Significance of the topic

Quality assurance through participation in Proficiency Testing (PT) is a cornerstone of laboratory credibility, regulatory compliance and continual improvement. Choosing the most appropriate PT scheme minimises costs and administrative burden while maximising the relevance of the external assessment to routine laboratory work. A considered selection process supports meaningful interpretation of PT outcomes, informs corrective actions, and strengthens confidence among customers and accreditation bodies.

Objectives and overview of the guidance

The source guidance helps laboratories decide which PT schemes best match their analytical scope and needs. It highlights key selection criteria: match of PT materials to routine samples, statistical design and data collection methods, performance evaluation procedures, provider competence, and quality of communication and support. The document uses practical examples to illustrate common pitfalls and choice trade-offs.

Methodology and recommended decision factors

The guidance outlines decision factors grouped into thematic areas:
  • Relevance of PT parameters: assess whether PT matrices, analytes and concentration ranges reflect the laboratory’s routine samples. Consider matrix effects and concentration ranges that could change method performance.
  • Data collection and statistical design: evaluate the PT provider’s statistical approach (design, assigned value derivation), number of test items and replicates, procedures for submitting results (web portal, email, etc.), and how comparisons across different methods are handled.
  • Performance evaluation method: verify that scoring algorithms (e.g. z-scores) and performance criteria are clearly described and align with the laboratory’s needs, including whether measurement uncertainty is considered in assessment.
  • Provider competence and trustworthiness: check accreditation to ISO/IEC 17043, provider track record, transparency and robustness of assigned values, and whether performance criteria are fit for purpose.
  • Communication and customer support: ensure the provider offers clear documentation in an accessible language, prompt reporting, ongoing communications (e.g. user meetings), and adequate technical support or customization options.

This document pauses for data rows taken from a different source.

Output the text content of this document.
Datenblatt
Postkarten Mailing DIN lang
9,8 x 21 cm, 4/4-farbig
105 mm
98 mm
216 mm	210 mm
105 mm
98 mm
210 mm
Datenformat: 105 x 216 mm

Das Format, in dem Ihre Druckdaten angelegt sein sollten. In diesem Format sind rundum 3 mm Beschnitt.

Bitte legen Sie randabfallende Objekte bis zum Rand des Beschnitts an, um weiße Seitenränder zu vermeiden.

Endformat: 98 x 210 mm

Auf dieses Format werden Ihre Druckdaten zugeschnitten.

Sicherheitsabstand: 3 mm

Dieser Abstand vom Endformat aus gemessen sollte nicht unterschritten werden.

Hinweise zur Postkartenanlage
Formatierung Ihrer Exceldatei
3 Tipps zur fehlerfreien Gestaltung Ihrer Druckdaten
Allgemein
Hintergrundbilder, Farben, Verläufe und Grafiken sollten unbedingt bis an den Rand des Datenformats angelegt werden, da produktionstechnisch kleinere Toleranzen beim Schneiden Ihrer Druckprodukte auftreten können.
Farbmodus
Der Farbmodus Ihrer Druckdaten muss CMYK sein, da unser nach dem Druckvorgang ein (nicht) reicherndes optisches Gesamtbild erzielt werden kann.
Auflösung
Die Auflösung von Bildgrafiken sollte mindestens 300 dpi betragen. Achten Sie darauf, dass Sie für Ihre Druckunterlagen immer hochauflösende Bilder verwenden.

Main results and discussion

The guidance’s primary conclusion is that not all PT schemes are equally useful for every laboratory; selection must be deliberate. Key discussion points include:
  • Matrix and analyte relevancy: Examples show that schemes suitable for drinking water may not be appropriate for industrial waste due to different contaminant levels and matrices. For DNA sequencing PTs, the provider may supply tissue samples or DNA extracts, which assess different steps of the workflow.
  • Method comparability: A PT scheme must consider operationally defined methods. For instance, fat determination in complex matrices (milk powder, cereals, feed) can yield different results depending on the extraction or hydrolysis method used; a PT scheme must either separate methods or ensure comparability between them.
  • Accounting for measurement uncertainty: Laboratories may want PT evaluations to incorporate their reported measurement uncertainties. If a provider’s scoring does not allow for this, the laboratory must understand the implications for performance assessment.
  • Regulatory and accreditation needs: Some laboratories (e.g. running confirmatory analyses) may require stricter performance criteria than screening labs. Check whether scheme criteria meet customer, regulatory and accreditation expectations.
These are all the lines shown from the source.